When Olaniyi and Ibiwoye infiltrated Georgia Tech, however, the quick action of the university’s information security team was key to uncovering the identity and methods of the criminals and putting an end to their efforts.

“We would not have been able to see what we saw without Georgia Tech’s support. They wanted to be a partner in holding people accountable.”

Tyson Fowler, special agent, FBI Atlanta

Fowler said Georgia Tech personnel began getting reports over the Thanksgiving holiday in 2014 that employees had not received paychecks. The university quickly determined their network had been compromised and many employees had their payroll direct deposit information changed. “Georgia Tech reported it to us,” said Fowler. “We were on site the next day.”

Sitting with the network team at Georgia Tech, FBI investigators were able to track and monitor the online movements of the hackers as they used the university’s network to not only carry out their crimes but also to access their personal messaging applications and email accounts.

“By watching them online, we could see 20 people chatting. People from all over the globe,” explained Fowler. “They had ties to many others. Some people were better at the phishing emails; some had bank accounts lined up.”

Fowler said that if the criminals had rerouted employee paychecks to international accounts, it would have immediately raised red flags. For this reason, the scammers needed a ready supply of U.S. bank accounts through which to funnel the stolen pay. They worked with other criminals, who through romance scams or other tactics, had convinced individuals to allow them to use their bank accounts.
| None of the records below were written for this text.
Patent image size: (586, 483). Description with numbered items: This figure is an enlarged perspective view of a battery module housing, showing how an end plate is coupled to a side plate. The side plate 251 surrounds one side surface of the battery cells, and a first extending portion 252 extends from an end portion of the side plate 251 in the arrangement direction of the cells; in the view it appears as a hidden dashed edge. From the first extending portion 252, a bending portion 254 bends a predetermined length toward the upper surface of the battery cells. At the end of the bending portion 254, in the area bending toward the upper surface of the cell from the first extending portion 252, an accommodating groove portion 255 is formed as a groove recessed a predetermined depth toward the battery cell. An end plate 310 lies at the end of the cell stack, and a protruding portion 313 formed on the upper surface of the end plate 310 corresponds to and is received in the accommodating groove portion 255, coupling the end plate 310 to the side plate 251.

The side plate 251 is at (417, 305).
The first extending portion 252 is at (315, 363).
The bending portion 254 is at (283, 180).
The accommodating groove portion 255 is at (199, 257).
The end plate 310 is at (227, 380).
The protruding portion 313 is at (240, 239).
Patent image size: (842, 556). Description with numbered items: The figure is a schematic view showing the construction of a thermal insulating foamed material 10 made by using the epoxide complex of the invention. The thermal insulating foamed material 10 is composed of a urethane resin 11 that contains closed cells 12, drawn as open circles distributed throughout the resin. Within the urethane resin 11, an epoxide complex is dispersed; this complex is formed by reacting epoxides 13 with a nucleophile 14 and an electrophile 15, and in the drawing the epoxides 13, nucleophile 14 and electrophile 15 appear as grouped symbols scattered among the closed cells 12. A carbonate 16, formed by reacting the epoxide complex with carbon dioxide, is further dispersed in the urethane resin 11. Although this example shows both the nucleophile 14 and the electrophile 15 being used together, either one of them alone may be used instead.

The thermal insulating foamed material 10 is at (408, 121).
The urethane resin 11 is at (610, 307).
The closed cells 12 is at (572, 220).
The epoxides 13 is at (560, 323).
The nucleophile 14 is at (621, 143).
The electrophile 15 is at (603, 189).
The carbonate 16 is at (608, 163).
The investigative team traced the computers used by the suspects to an Internet Protocol (IP) address in Malaysia. Then, granted search warrants for the suspects’ email accounts, the FBI was able to positively identify the two suspects by name.

With answers to who and where the hackers were, the question then became how to reach them. The United States does not have an extradition treaty with Malaysia, but the FBI’s legal attaché in Kuala Lampur has a strong working relationship with Malaysian authorities. When the FBI in Atlanta identified the hackers, the legal attaché’s office shared the information with the Malaysian Royal Police.
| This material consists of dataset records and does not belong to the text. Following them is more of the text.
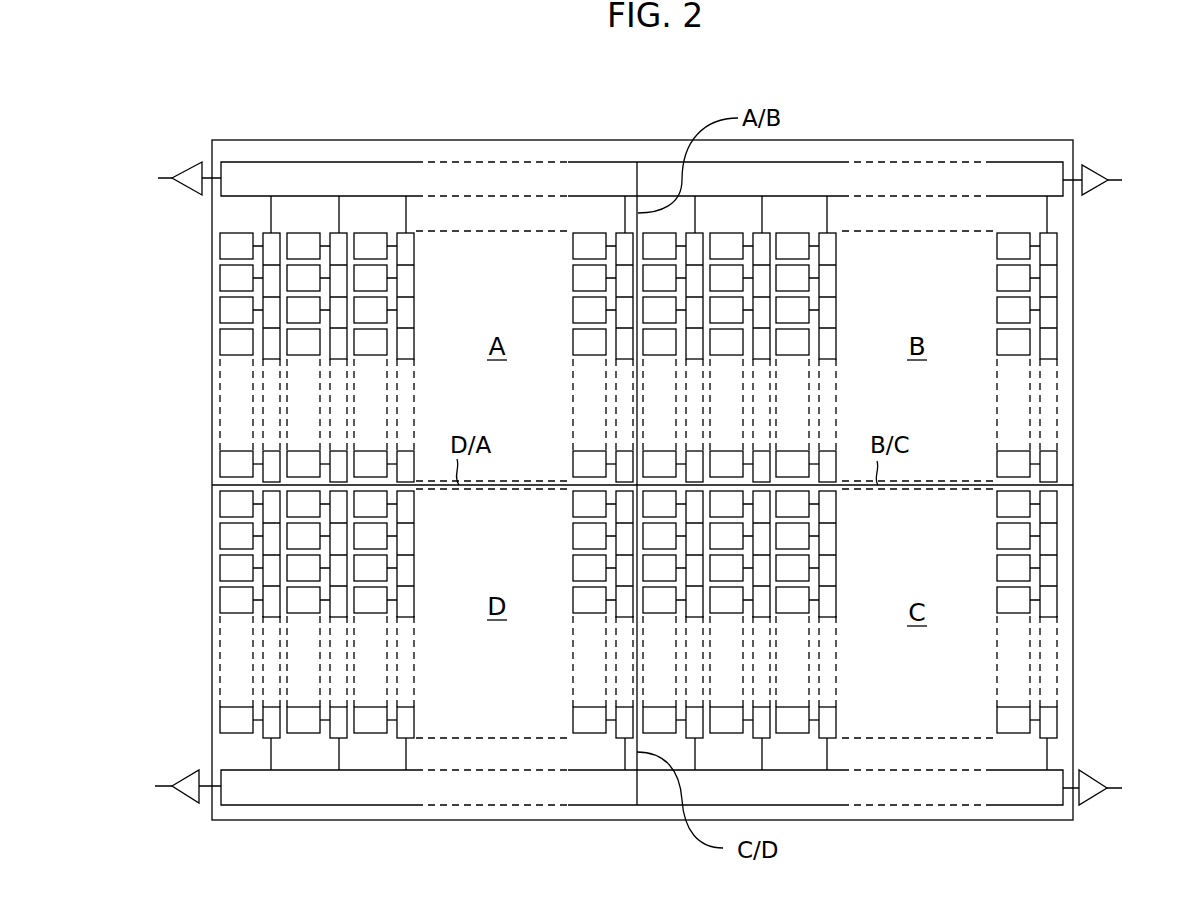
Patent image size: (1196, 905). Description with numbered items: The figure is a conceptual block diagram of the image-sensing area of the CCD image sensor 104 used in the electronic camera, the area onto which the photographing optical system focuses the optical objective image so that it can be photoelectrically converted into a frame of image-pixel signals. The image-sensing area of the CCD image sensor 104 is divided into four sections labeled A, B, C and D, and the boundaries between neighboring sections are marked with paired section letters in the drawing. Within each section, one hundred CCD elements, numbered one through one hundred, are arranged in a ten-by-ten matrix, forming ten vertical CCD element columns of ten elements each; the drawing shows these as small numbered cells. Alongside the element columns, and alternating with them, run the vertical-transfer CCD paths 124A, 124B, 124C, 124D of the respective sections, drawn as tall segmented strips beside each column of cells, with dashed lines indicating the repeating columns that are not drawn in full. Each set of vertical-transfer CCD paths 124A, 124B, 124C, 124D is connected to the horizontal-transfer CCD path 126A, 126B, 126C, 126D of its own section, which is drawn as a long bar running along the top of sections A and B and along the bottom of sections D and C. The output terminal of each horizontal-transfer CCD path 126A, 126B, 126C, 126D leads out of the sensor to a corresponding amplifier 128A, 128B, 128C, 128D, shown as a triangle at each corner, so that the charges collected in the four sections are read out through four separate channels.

The CCD image sensor 104 is at (609, 141).
The vertical-transfer CCD paths 124A is at (336, 232).
The vertical-transfer CCD paths 124B is at (834, 278).
The vertical-transfer CCD paths 124C is at (834, 537).
The vertical-transfer CCD paths 124D is at (405, 537).
The horizontal-transfer CCD path 126A is at (377, 176).
The horizontal-transfer CCD path 126B is at (1020, 177).
The horizontal-transfer CCD path 126C is at (960, 793).
The horizontal-transfer CCD path 126D is at (312, 792).
The amplifier 128A is at (197, 170).
The amplifier 128B is at (1082, 170).
The amplifier 128C is at (1115, 755).
The amplifier 128D is at (190, 773).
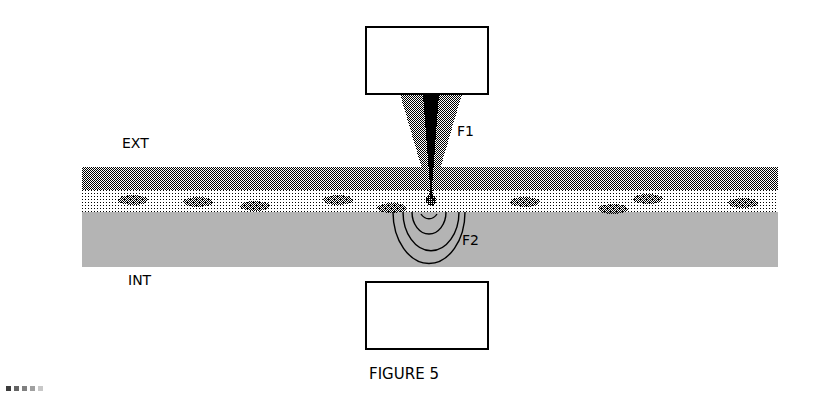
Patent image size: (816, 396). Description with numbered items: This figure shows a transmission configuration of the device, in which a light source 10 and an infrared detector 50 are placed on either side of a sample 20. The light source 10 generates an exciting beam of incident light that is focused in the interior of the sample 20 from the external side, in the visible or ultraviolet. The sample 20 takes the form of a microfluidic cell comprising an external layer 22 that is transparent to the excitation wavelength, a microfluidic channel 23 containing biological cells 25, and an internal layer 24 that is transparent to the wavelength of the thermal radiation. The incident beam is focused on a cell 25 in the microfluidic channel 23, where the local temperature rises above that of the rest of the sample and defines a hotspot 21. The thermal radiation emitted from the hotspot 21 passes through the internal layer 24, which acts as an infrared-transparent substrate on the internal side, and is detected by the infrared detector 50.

The light source 10 is at (427, 60).
The sample 20 is at (430, 153).
The hotspot 21 is at (446, 191).
The external layer 22 is at (269, 154).
The microfluidic channel 23 is at (622, 176).
The internal layer 24 is at (691, 203).
The biological cells 25 is at (204, 187).
The infrared detector 50 is at (427, 315).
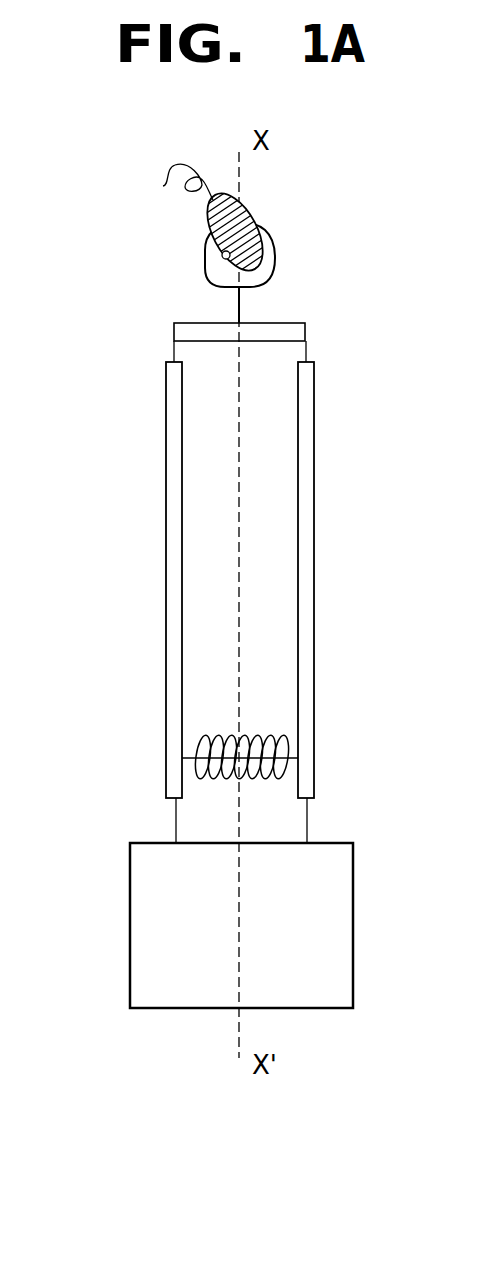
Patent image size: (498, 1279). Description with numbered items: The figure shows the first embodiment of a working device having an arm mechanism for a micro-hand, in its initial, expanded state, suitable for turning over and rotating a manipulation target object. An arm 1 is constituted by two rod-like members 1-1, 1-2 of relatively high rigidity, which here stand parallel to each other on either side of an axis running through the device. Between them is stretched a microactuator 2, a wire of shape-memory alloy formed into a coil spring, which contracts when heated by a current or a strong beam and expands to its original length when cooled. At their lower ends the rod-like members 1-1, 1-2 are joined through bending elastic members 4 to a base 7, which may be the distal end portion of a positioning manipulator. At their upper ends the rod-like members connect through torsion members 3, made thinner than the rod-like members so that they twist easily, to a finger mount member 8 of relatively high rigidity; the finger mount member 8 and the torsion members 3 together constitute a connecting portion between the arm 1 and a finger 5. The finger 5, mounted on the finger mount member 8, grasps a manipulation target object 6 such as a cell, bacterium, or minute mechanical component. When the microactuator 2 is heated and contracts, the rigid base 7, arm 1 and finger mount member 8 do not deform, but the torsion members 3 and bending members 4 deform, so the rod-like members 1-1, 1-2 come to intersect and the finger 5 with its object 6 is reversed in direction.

The arm 1 is at (110, 518).
The rod-like member 1-1 is at (166, 637).
The rod-like member 1-2 is at (315, 563).
The microactuator 2 is at (218, 735).
The torsion member 3 is at (172, 360).
The bending elastic member 4 is at (172, 822).
The finger 5 is at (275, 252).
The manipulation target object 6 is at (245, 200).
The base 7 is at (130, 927).
The finger mount member 8 is at (275, 322).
In November 2015, a year after Georgia Tech detected the intrusion, Fowler and another Atlanta-based FBI agent got on a plane to Kuala Lampur.

“I can’t give the Malaysians enough credit,” said Fowler. “They truly wanted to help and they wanted to address the issue.” When the FBI agents provided the Royal Malaysian Police with the IP address they had traced to the Georgia Tech intrusion, the local authorities confirmed that it was registered to the same two suspects the FBI had identified. It also turned out that the two were in Malaysia on expired visas. The Malaysians were able to arrest them for immigration violations.

By that time, the FBI had also uncovered that the payroll diversion was the beginning of a larger scheme: The hackers had also gone after hundreds of W2s and had switched over to fraudulently filing for tax refunds with the stolen documents. In total, they attempted to steal more than $6 million.

With the cooperation of the Malaysians, the FBI issued an arrest warrant for the two men in the United States, which they asked the Malaysian authorities to honor. The Royal Malaysian Police were able to do so by citing the suspects on equivalent local violations.

On a second trip to Malaysia in November 2016, the agents flew back to Atlanta with the suspects in their custody.

Fowler notes that the entry point for the hackers in this case was a common one: human error. “You can have the best security in the world, but then there is the human element.” Fowler stressed that security teams at institutions and corporations should do phishing awareness training and testing for employees and institute two-factor authentication to prevent this kind of intrusion and theft.

The other lesson in this case is that the FBI needs the help of victims. “Come forward,” Fowler emphasized. “We can only catch the criminals when someone reports the crime.” Georgia Tech’s early detection of the breach and willingness to work with law enforcement made a huge difference, according to Fowler. “We would not have been able to see what we saw without Georgia Tech’s support. They wanted to be a partner in holding people accountable.”